Innenexperten der Fraktionen forderten übereinstimmend eine umfassende Analyse des gesamten Geschehens und der Vorgeschichte, um ähnliche Straftaten künftig möglichst zu vermeiden. Dabei erinnerten Abgeordnete auch an das verheerende Attentat auf den Weihnachtsmarkt am Berliner Breitscheidplatz 2016 mit 13 Toten und zahlreichen Verletzten.

Zur Sprache kamen bei den Abgeordneten das Sicherheitskonzept für den Weihnachtsmarkt in Magdeburg sowie die Hinweise von Sicherheitsbehörden auf eine Radikalisierung des Täters, die schon länger vorgelegen haben sollen und womöglich nicht effektiv zusammengeführt wurden. Zudem forderten Abgeordnete erweiterte Befugnisse der Sicherheitsbehörden, etwa die Speicherung sogenannter IP-Adressen (Internetprotokoll), sowie schärfere Regelungen zur Abschiebung krimineller Ausländer.

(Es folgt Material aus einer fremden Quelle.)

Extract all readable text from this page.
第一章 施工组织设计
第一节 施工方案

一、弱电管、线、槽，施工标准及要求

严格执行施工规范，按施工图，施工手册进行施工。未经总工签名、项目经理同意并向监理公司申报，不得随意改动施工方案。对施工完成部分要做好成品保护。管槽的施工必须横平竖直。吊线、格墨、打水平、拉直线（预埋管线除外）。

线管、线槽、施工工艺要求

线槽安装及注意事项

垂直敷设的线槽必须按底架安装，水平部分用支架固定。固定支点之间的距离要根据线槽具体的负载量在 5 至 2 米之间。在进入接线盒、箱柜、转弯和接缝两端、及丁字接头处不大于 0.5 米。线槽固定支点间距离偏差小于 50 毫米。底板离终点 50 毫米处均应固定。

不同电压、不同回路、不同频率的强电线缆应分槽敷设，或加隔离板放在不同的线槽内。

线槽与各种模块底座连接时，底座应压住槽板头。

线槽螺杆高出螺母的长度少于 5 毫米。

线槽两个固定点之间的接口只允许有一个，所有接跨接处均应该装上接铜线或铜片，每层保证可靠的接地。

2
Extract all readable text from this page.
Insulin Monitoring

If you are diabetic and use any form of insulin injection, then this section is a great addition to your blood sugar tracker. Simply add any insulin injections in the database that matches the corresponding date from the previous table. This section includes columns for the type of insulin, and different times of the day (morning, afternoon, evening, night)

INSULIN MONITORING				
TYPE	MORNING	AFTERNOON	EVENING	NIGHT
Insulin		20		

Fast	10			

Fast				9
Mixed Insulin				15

Bundesinnenministerin Faeser sagte nach der vierstündigen Sondersitzung des Innenausschusses vor Journalisten im Bundestag, im Ausschuss sei über die bisher vorliegenden Erkenntnisse umfangreich berichtet worden. Die Atmosphäre sei dem Vorfall angemessen, ruhig und nicht hitzig gewesen. Sie fügte hinzu: „Alle Hintergründe müssen gründlich und genaustens ermittelt werden. Hier wird jeder Stein umgedreht.“ Die Ermittlungen liefen derzeit auf Hochtouren. Es sei noch zu früh, um Schlussfolgerungen zu ziehen.

Für psychisch auffällige potenzielle Täter seien jedoch neue Handlungskonzepte erforderlich. Außerdem gelte es, die Sicherheitsbehörden zu stärken, betonte Faeser. Sie müssten alle nötigen Befugnisse und mehr Personal bekommen. Gebraucht würden unter anderem rechtssichere Speicherfristen von IP-Adressen.